From the outset, I knew that reading In Caddis Wood by Mary François Rockcastle (who is the director of the creative writing programs at Hamline) was going to be a very adult experience. Not like going to a pornographic theater, or voting in a seminal election as a well-informed citizen of these United States; rather, I was going to encounter some honest-to-God adult themes, which, as it turns out, include psychological adultery, forgiveness, tragedy, and spousal neglect.
After all, In Caddis Wood (forthcoming this September from Graywolf Press) is about a sturdy marriage, the couple wealthy in both money and family, shaken by discovery and later tempered by devotion. This adults-only experience may have been more than I bargained for, however, confused and panicked by the revelation (shouldn’t I be over this?) that life isn’t fair. Well-written and stylistically sound (despite the irritating overuse of “russet” to describe the color of things), In Caddis Wood is a quick but heavy read.
The novel explores the marriage between Carl and Hallie Fens. Carl, a successful architect haunted by the ghost of his philandering father has spent much of his life focused on work and providing for his family rather than spending time with them while Hallie, a poet and teacher, anguished by the abandonment at an early age of her mother, forewent her creative work for much of her life choosing instead to be there for her children. Each chapter aligns the reader with either Carl or Hallie, a method that should draw the reader in to the middle of a husband/wife sandwich, but that I found to be dizzying, causing me to hold both narrators at arms length so I could get a better view of exactly what was happening.
There is a mess of things going on in this book.

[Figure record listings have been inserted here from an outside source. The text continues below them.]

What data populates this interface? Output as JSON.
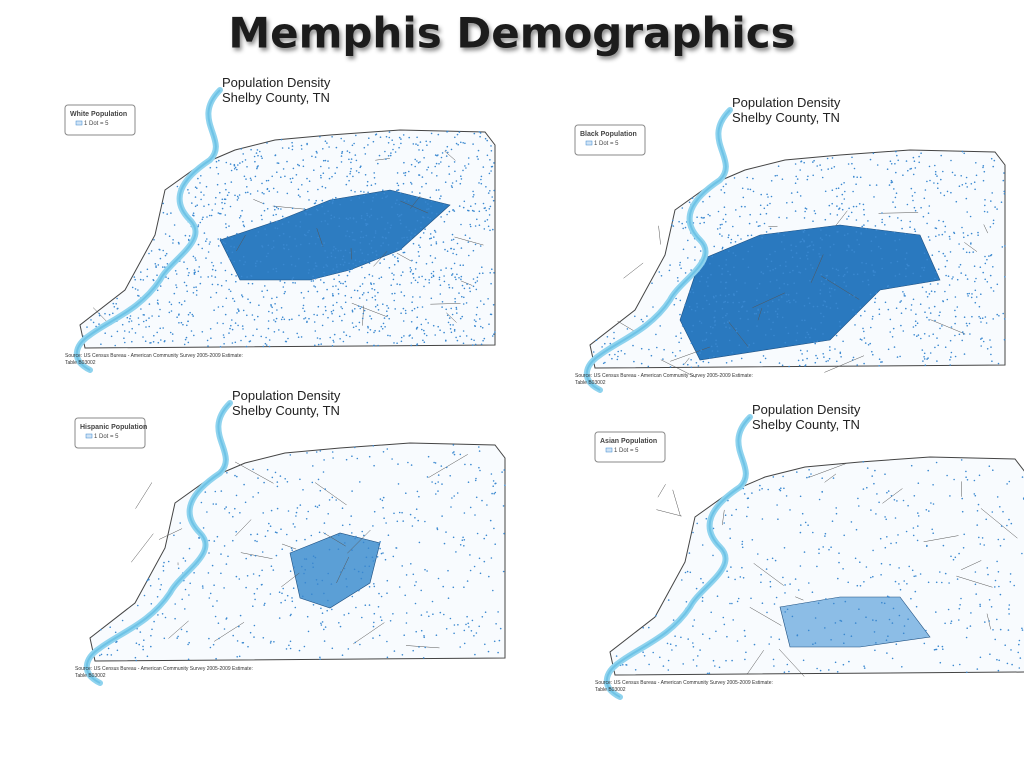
{
  "header": {
    "title": "Memphis Demographics"
  },
  "maps": [
    {
      "title": "Population Density",
      "subtitle": "Shelby County, TN",
      "legend_title": "White Population",
      "legend_key": "1 Dot = 5",
      "source": "Source: US Census Bureau - American Community Survey 2005-2009 Estimate:",
      "source_table": "Table B03002"
    },
    {
      "title": "Population Density",
      "subtitle": "Shelby County, TN",
      "legend_title": "Black Population",
      "legend_key": "1 Dot = 5",
      "source": "Source: US Census Bureau - American Community Survey 2005-2009 Estimate:",
      "source_table": "Table B03002"
    },
    {
      "title": "Population Density",
      "subtitle": "Shelby County, TN",
      "legend_title": "Hispanic Population",
      "legend_key": "1 Dot = 5",
      "source": "Source: US Census Bureau - American Community Survey 2005-2009 Estimate:",
      "source_table": "Table B03002"
    },
    {
      "title": "Population Density",
      "subtitle": "Shelby County, TN",
      "legend_title": "Asian Population",
      "legend_key": "1 Dot = 5",
      "source": "Source: US Census Bureau - American Community Survey 2005-2009 Estimate:",
      "source_table": "Table B03002"
    }
  ]
}
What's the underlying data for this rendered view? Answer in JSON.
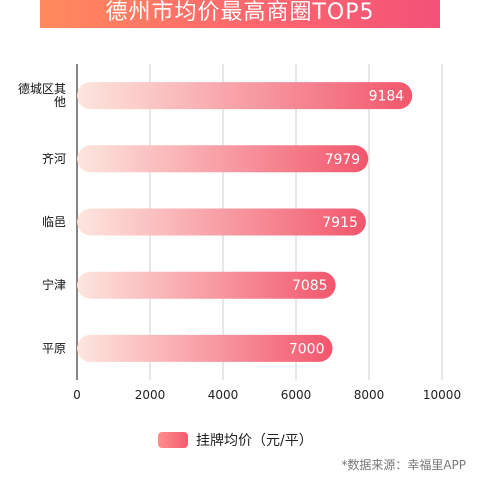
{
  "header": {
    "title": "德州市均价最高商圈TOP5"
  },
  "chart_data": {
    "type": "bar",
    "orientation": "horizontal",
    "categories": [
      "德城区其他",
      "齐河",
      "临邑",
      "宁津",
      "平原"
    ],
    "series": [
      {
        "name": "挂牌均价（元/平）",
        "values": [
          9184,
          7979,
          7915,
          7085,
          7000
        ]
      }
    ],
    "xlim": [
      0,
      10000
    ],
    "xticks": [
      0,
      2000,
      4000,
      6000,
      8000,
      10000
    ],
    "grid": true,
    "legend_position": "bottom",
    "colors": {
      "bar_start": "#fde6de",
      "bar_end": "#f2566c",
      "title_bg": "#f25278"
    }
  },
  "footer": {
    "source": "*数据来源：幸福里APP"
  }
}
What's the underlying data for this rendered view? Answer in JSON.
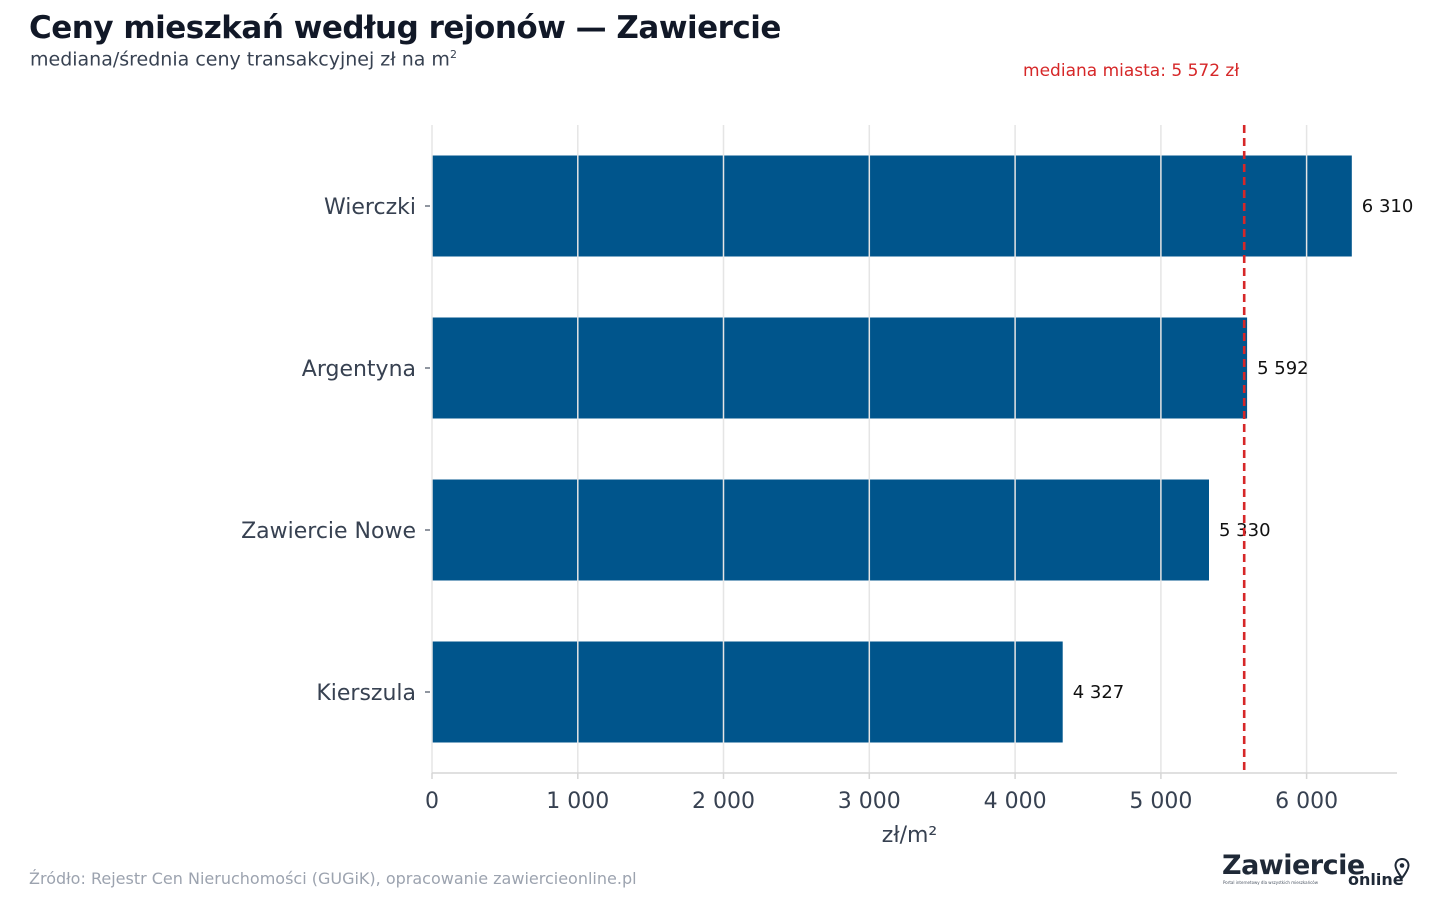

On top of Carl’s discovery that Hallie had an emotional affair with a man named Eugene years and years previous, during a rather rocky spot in their marriage, and later the family’s discovery that Carl is dying; in addition to recounting the death of a son-in-law, and the near-fatal accident which lead to a daughter’s crooked face; along with the sad letters left behind from the house in Caddis Wood’s previous owner and the bleak flashbacks of depressing parental encounters; the natural world around Caddis Wood, and in Minnesota at Pig’s Eye dump are all mucked up and deteriorating. The novel is a veritable hotbed of sadness, fuelled by tears rarely alleviated by the hope that things will be okay. Rather, we’re given the knowledge that life will just plod along leaving in its wake nothing but painful lessons and memories of a time when anything could have been. This is the adult part of the book.
Toward the end of the novel, when Carl is dying, and Hallie is changing his bedclothes and feeding him, all the while feeling both pain and perhaps happiness at her coming creative freedom (finally), I couldn’t help but find myself full of anger for Hallie, and how unfair it seems for her to make such a hefty amends for such an understandable wrongdoing. Then, in the midst of my heated fit about how unfair it all seems it dawned on me that the book isn’t really about their marriage. It’s about nature, and how it is impossible to control. Human nature, the natural world, these things are chaos, mediated only slightly by the nurturing we receive. “For a moment she watched useless, beating wings, marveling at the insects’ ignorance and tenacity, unable to figure out a way in or a way out—until she turns the light off and the struggle ceases. There is no stopping it, she tells herself.” In Caddis Wood nature has its plans, and hope arises mainly in those brief moments when those plans chance to intersect with ours.